Al hacerlo, la pequeña manta color crema cayó en un ruido seco al suelo, esta estaba cubierta de sangre y se encontraba vacía…no había nada. MinJi miró sus manos, las cuales estaban cubiertas de ese color carmesí que la atormentaba. Dirigió su mirada hacia su vientre bajo y una mancha oscura comenzaba a asentarse en su ropa.

Sintió como las paredes se comenzaban a acercar a ella. La habitación se hacía pequeña. Le faltaba la respiración y su cuerpo temblaba con cada sollozo que salía de su garganta, fuerte y carrasposo, tanto que hasta dolía.

—Mamá…

Me desperté de inmediato, sudorosa y con lágrimas secas adornando mi rostro. Miré a mi alrededor y pude notar que no estaba en mi habitación. Colores pastel y mariposas adornaban las paredes, con estantes llenos de juguetes y cuentos para dormir.

Sentía mi corazón a punto de salir de mi pecho y unas ganas inmensas de vomitar. Coloqué mi mano en mi pecho, tratando de estabilizar mi respiración y mi ritmo cardíaco. Di una larga respiración antes de incorporarme, cuando una pequeña y cálida mano se posó en mi mejilla, limpiando mis lágrimas mientras me miraba con sus cejas arrugadas.

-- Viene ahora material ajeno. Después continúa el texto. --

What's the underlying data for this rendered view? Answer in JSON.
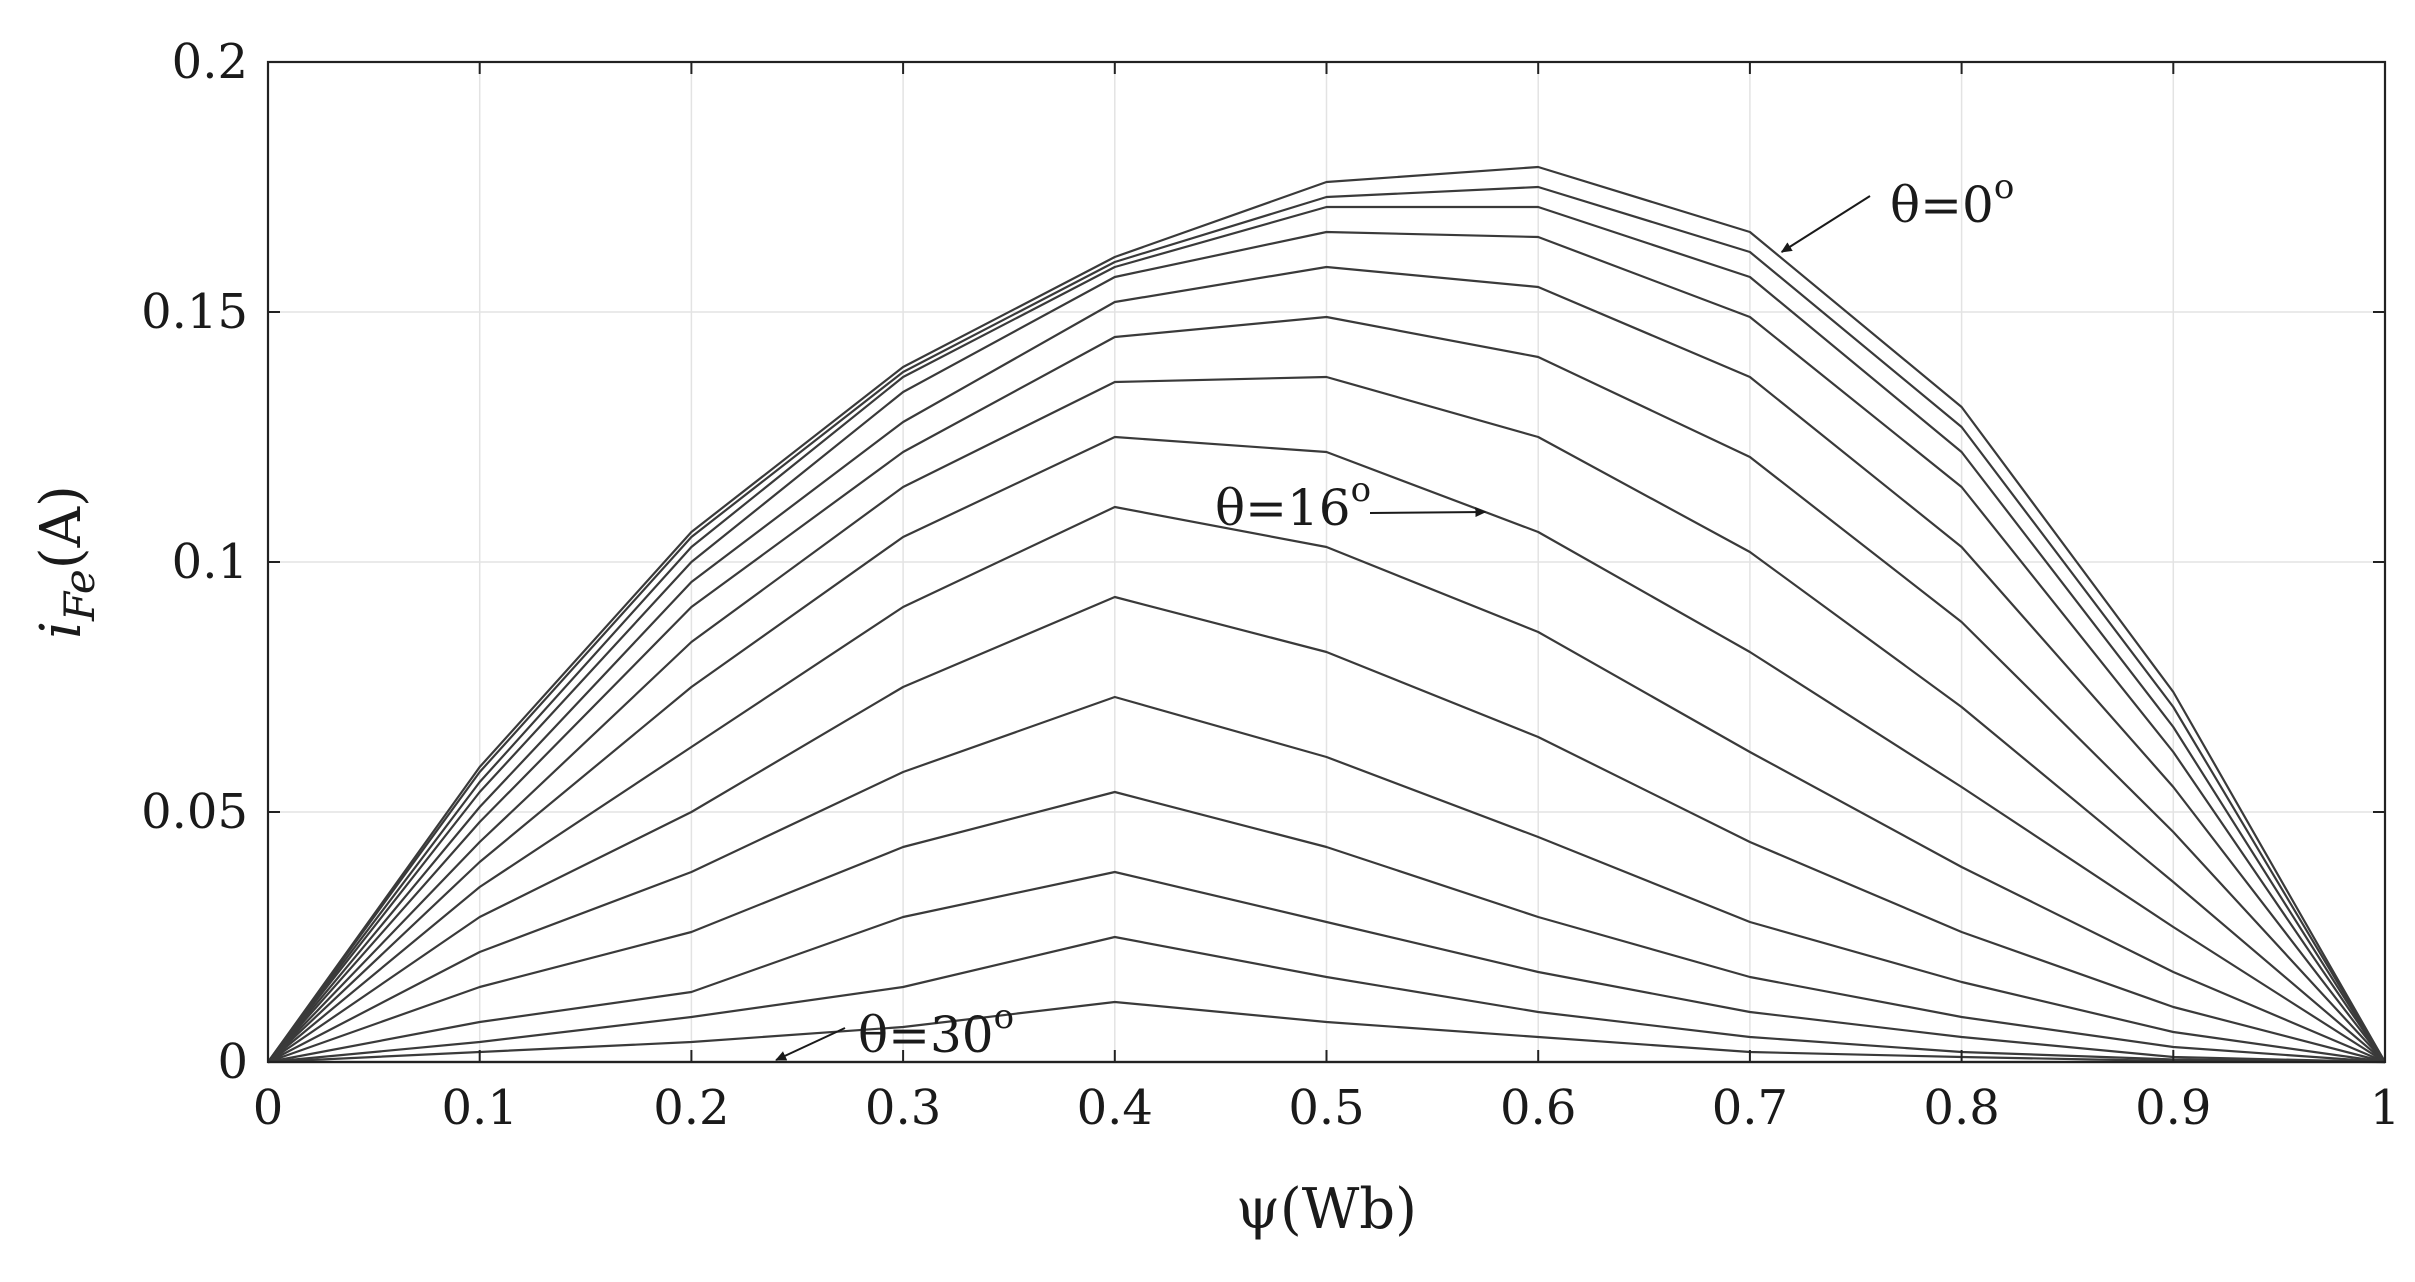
{
  "chart_data": {
    "type": "line",
    "title": "",
    "xlabel": "ψ(Wb)",
    "ylabel": {
      "main": "i",
      "sub": "Fe",
      "unit": "(A)"
    },
    "xlim": [
      0,
      1
    ],
    "ylim": [
      0,
      0.2
    ],
    "grid": true,
    "x": [
      0,
      0.1,
      0.2,
      0.3,
      0.4,
      0.5,
      0.6,
      0.7,
      0.8,
      0.9,
      1.0
    ],
    "x_tick_labels": [
      "0",
      "0.1",
      "0.2",
      "0.3",
      "0.4",
      "0.5",
      "0.6",
      "0.7",
      "0.8",
      "0.9",
      "1"
    ],
    "y_ticks": [
      0,
      0.05,
      0.1,
      0.15,
      0.2
    ],
    "y_tick_labels": [
      "0",
      "0.05",
      "0.1",
      "0.15",
      "0.2"
    ],
    "series": [
      {
        "values": [
          0,
          0.059,
          0.106,
          0.139,
          0.161,
          0.176,
          0.179,
          0.166,
          0.131,
          0.074,
          0
        ]
      },
      {
        "values": [
          0,
          0.058,
          0.105,
          0.138,
          0.16,
          0.173,
          0.175,
          0.162,
          0.127,
          0.071,
          0
        ]
      },
      {
        "values": [
          0,
          0.056,
          0.103,
          0.137,
          0.159,
          0.171,
          0.171,
          0.157,
          0.122,
          0.067,
          0
        ]
      },
      {
        "values": [
          0,
          0.054,
          0.1,
          0.134,
          0.157,
          0.166,
          0.165,
          0.149,
          0.115,
          0.062,
          0
        ]
      },
      {
        "values": [
          0,
          0.051,
          0.096,
          0.128,
          0.152,
          0.159,
          0.155,
          0.137,
          0.103,
          0.055,
          0
        ]
      },
      {
        "values": [
          0,
          0.048,
          0.091,
          0.122,
          0.145,
          0.149,
          0.141,
          0.121,
          0.088,
          0.046,
          0
        ]
      },
      {
        "values": [
          0,
          0.044,
          0.084,
          0.115,
          0.136,
          0.137,
          0.125,
          0.102,
          0.071,
          0.036,
          0
        ]
      },
      {
        "values": [
          0,
          0.04,
          0.075,
          0.105,
          0.125,
          0.122,
          0.106,
          0.082,
          0.055,
          0.027,
          0
        ]
      },
      {
        "values": [
          0,
          0.035,
          0.063,
          0.091,
          0.111,
          0.103,
          0.086,
          0.062,
          0.039,
          0.018,
          0
        ]
      },
      {
        "values": [
          0,
          0.029,
          0.05,
          0.075,
          0.093,
          0.082,
          0.065,
          0.044,
          0.026,
          0.011,
          0
        ]
      },
      {
        "values": [
          0,
          0.022,
          0.038,
          0.058,
          0.073,
          0.061,
          0.045,
          0.028,
          0.016,
          0.006,
          0
        ]
      },
      {
        "values": [
          0,
          0.015,
          0.026,
          0.043,
          0.054,
          0.043,
          0.029,
          0.017,
          0.009,
          0.003,
          0
        ]
      },
      {
        "values": [
          0,
          0.008,
          0.014,
          0.029,
          0.038,
          0.028,
          0.018,
          0.01,
          0.005,
          0.001,
          0
        ]
      },
      {
        "values": [
          0,
          0.004,
          0.009,
          0.015,
          0.025,
          0.017,
          0.01,
          0.005,
          0.002,
          0.0005,
          0
        ]
      },
      {
        "values": [
          0,
          0.002,
          0.004,
          0.007,
          0.012,
          0.008,
          0.005,
          0.002,
          0.001,
          0.0002,
          0
        ]
      },
      {
        "values": [
          0,
          0.0,
          0.0,
          0.0,
          0.0,
          0.0,
          0.0,
          0.0,
          0.0,
          0.0,
          0
        ]
      }
    ],
    "annotations": [
      {
        "text": "θ=0",
        "sup": "o",
        "arrow_to": [
          0.715,
          0.162
        ]
      },
      {
        "text": "θ=16",
        "sup": "o",
        "arrow_to": [
          0.575,
          0.11
        ]
      },
      {
        "text": "θ=30",
        "sup": "o",
        "arrow_to": [
          0.24,
          0.0
        ]
      }
    ]
  }
}
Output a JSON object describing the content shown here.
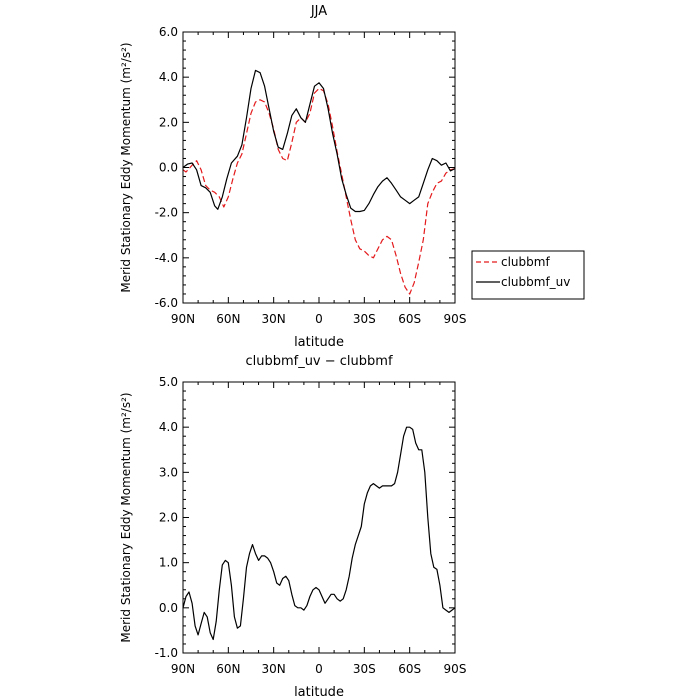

Sus grandes ojos verdes brillaban al mirarme. Su dedo pulgar comenzó a acariciar mi rostro lentamente. Sin poder evitarlo, una silenciosa lágrima se deslizó por mi mejilla. Un puchero comenzó a formarse en su rostro y sus ojitos se cristalizaron poco a poco.

Sonreí dulcemente mientras soltaba una pequeña risa, antes de atraparla en un abrazo. Se zafó de mi agarre y comenzó a mover sus manitas, haciendo pequeños y lentos gestos con esta.

¿Te hice enojar? —comencé a negar rápidamente. ¿Qué la hacía pensar eso? —Papi cuando se enoja…conmigo…llora después. Yo escucho.

Oh, pequeña Maggie.

¿Lo escuchas llorar? —formulé. Esta asintió, casi triste, aun con su puchero. Llevé mis manos a sus hombros, acariciándolos suavemente, llamando su atención. Le dediqué una sonrisa, la cual pareció tranquilizarla. Esta vez, opté por usar mi voz—. No estoy enojada contigo, princesa. Solo…tuve un sueño un poco feo —hice una mueca, haciéndola reír—. Y tampoco creo que tu papá llore porque esté enojado contigo, tal vez él también tiene sueños feos a veces —traté de aclarar.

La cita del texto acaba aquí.